Read-through OCI registry

rattler-oci registry

Build a container image on demand from conda packages, expose it through the OCI Distribution API, and reuse package layers across pulls.

This service accepts normal OCI pull requests. The repository name encodes either a conda channel plus package names, or a GitHub repository that contains a pixi.lock. When a client asks for a manifest, the server solves the environment, plans package layers, writes missing blobs, and returns an OCI image manifest.

Tip

The endpoint is this page's host. Docker and Podman talk to /v2/; the docs UI below uses /_pixi/v1/dry-run.

Repository Paths

Conda paths are intentionally simple. The image tag is accepted but does not change dependency solving; use :latest unless you need a stable client-side label.

Simple channel path

Resolves python and numpy from conda-forge for the server's default Linux platform.

Explicit platform and subchannel path

The pkgs separator lets the channel contain multiple path segments. A platform segment such as linux-64 can appear before pkgs.

Dry Run Layer Viewer

Dry run performs the same package query, solve, best-effort popularity lookup, and layer planning as a real manifest request, and returns packages in dependency-first topological order, but it does not build or upload missing layer blobs. Cold requests use solved-environment dependency scores immediately while ecosystem-wide popularity is warmed in the background and reused from cache.

Try it · Dry run Inspect packages and planned layers before pulling.

docker pull

Try

Enter an image reference, or pick an example.

Endpoint

Programmatic dry run: GET /_pixi/v1/dry-run?image=<registry>/<name>:<tag>.

Pulling Images

Any OCI client that can pull anonymous images can use the registry.

During the first pull, the server may need to solve dependencies and create blobs. Later pulls reuse stored manifests and layer metadata where possible.

GitHub pixi.lock

GitHub paths read pixi.lock from main, then fall back to master. The current implementation uses the default pixi environment.

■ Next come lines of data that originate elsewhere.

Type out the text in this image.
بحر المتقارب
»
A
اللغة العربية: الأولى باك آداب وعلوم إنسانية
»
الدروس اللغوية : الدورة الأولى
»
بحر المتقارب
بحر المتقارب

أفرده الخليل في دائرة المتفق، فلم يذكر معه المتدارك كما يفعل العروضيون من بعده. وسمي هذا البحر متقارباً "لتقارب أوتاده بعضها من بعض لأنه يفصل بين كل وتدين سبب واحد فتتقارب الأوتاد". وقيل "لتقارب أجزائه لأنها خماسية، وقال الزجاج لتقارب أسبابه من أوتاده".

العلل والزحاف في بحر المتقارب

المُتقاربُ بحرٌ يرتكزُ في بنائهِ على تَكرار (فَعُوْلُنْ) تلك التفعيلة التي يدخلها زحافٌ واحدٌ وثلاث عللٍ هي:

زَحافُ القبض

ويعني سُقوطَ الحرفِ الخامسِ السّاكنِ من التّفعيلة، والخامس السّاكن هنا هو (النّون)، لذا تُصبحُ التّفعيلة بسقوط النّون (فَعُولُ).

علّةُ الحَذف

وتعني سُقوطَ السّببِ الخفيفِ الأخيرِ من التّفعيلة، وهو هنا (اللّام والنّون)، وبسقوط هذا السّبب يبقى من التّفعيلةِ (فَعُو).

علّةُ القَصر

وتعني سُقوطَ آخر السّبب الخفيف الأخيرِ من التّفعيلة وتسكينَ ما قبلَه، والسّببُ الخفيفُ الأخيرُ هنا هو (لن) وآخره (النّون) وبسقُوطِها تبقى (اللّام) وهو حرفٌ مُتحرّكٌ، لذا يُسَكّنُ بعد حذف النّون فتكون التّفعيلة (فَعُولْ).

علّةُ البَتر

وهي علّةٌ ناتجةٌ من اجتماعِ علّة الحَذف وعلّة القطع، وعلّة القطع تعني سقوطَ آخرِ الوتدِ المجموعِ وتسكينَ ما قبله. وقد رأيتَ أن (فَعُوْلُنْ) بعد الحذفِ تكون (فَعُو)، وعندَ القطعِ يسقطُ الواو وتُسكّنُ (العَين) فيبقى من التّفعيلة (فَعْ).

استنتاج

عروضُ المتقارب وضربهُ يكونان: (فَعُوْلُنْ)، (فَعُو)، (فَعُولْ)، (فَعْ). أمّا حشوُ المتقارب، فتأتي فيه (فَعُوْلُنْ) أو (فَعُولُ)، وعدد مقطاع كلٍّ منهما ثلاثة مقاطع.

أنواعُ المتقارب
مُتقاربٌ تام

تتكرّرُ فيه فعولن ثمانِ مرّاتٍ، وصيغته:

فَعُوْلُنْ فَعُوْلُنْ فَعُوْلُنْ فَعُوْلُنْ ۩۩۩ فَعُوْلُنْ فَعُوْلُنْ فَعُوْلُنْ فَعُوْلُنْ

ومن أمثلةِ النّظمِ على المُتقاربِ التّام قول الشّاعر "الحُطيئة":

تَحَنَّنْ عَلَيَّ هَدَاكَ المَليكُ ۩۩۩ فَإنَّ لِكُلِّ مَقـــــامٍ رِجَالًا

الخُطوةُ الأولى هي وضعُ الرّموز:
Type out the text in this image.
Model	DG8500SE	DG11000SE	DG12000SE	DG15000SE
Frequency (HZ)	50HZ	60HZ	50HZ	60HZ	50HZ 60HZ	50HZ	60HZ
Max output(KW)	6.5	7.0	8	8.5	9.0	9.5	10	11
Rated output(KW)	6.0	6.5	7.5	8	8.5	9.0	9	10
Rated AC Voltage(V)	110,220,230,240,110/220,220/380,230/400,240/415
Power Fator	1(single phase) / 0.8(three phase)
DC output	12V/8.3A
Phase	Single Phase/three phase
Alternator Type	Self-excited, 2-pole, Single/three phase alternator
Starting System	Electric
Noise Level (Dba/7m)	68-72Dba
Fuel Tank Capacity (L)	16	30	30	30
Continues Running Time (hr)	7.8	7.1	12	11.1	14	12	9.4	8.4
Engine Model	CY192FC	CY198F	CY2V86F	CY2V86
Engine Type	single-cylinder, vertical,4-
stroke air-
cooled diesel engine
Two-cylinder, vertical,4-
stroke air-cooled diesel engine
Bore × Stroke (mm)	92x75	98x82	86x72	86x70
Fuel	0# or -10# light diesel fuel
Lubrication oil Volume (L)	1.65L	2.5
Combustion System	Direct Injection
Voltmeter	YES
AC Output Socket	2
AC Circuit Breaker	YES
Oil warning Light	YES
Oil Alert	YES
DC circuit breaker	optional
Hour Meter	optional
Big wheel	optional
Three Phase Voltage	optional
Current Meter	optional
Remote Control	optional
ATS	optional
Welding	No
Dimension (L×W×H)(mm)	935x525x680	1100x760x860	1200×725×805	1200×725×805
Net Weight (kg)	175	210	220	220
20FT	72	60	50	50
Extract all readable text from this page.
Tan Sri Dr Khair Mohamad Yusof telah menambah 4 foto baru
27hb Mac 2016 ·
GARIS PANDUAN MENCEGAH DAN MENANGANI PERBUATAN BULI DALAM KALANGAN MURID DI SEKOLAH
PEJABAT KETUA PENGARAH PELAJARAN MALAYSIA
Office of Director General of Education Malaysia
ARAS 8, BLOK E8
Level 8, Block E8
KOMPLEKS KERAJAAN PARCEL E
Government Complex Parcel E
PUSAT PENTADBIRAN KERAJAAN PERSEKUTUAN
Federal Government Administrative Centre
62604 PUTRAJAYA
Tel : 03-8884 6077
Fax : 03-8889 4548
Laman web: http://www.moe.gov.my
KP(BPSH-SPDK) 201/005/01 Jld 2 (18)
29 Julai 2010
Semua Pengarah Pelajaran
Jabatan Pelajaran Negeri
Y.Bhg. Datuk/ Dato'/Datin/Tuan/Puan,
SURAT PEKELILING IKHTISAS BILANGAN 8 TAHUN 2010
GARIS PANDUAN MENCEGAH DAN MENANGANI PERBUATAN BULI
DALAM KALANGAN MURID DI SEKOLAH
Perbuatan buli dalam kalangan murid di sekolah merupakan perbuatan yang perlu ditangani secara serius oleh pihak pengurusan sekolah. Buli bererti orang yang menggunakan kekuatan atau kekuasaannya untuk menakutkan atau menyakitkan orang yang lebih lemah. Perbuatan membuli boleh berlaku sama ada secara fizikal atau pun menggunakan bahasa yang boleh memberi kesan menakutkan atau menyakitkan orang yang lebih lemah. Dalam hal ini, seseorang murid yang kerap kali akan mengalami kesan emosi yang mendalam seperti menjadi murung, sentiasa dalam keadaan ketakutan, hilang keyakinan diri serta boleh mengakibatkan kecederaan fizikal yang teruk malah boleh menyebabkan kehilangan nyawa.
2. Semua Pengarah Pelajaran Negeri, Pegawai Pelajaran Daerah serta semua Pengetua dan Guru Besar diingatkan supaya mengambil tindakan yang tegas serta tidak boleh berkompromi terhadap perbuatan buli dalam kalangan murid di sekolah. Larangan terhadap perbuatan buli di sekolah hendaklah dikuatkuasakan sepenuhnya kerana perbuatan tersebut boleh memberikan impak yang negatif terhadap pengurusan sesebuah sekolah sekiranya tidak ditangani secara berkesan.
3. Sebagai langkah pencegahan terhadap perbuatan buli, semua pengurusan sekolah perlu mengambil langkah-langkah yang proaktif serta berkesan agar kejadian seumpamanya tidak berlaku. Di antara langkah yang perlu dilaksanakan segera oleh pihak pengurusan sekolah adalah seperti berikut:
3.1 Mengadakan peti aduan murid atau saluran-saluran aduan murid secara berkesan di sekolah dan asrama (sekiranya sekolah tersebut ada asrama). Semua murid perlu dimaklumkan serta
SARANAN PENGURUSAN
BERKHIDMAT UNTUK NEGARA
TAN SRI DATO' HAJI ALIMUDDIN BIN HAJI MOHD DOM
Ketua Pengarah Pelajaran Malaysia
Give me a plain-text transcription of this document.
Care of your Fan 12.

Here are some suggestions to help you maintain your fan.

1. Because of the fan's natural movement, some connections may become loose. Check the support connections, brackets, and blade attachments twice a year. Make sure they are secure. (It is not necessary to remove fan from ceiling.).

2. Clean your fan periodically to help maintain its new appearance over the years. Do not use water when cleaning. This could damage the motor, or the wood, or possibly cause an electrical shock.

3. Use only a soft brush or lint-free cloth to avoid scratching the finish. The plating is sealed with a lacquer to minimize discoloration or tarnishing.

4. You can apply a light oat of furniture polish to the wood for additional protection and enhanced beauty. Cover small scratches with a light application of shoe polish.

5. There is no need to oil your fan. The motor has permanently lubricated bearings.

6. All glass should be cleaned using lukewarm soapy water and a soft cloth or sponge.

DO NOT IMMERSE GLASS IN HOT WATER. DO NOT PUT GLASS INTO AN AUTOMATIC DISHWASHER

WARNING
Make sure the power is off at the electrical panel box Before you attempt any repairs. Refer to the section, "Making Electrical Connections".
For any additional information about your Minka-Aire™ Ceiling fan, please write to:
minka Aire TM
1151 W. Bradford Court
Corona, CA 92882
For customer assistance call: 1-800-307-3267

Add /dev to include the repository source tarball and a pixi binary layer in the image.

Note

Dev mode uses mutable branch contents today. Manifest cache reuse is disabled for dev-mode images until the implementation pins a Git commit SHA.

Layers

Conda package layers are gzip-compressed tar layers using application/vnd.oci.image.layer.v1.tar+gzip. The uncompressed diff ID and compressed digest are computed while the layer is written to a temporary file.

Base image layers come from docker.io/library/debian:stable-slim.
Conda packages are installed under /opt/conda.
Package layer planning is based on dependency structure, package sizes, popularity scores, and a layer budget. Small environments often collapse into one conda layer when there is no large or highly reused package worth splitting out.
Duplicate paths inside a layer are skipped with first writer wins.

HTTP API

The implemented API surface is intentionally small.

Method	Path	Description
`GET`	`/`	Documentation and dry-run UI.
`GET`	`/health`	Health check.
`GET`	`/v2/`	OCI version check.
`GET` / `HEAD`	`/v2/<name>/manifests/<reference>`	Resolve or serve an OCI image manifest.
`GET` / `HEAD`	`/v2/<name>/blobs/<digest>`	Serve a config or layer blob.
`GET`	`/_pixi/v1/dry-run?image=...`	Resolve packages and planned layers without building blobs.

Current Limits

This registry is pull/read-through only. It does not implement blob upload, push, or tag-list endpoints.
Authentication is not implemented in this server.
The dry-run endpoint reports exact package archive sizes. Actual compressed layer sizes are only known for cached layers that have already been built.
Set --data-dir, --package-cache-dir, and --repodata-cache-dir to writable persistent storage in production.
Large solves still consume CPU and network; production deployments should keep conservative concurrency limits.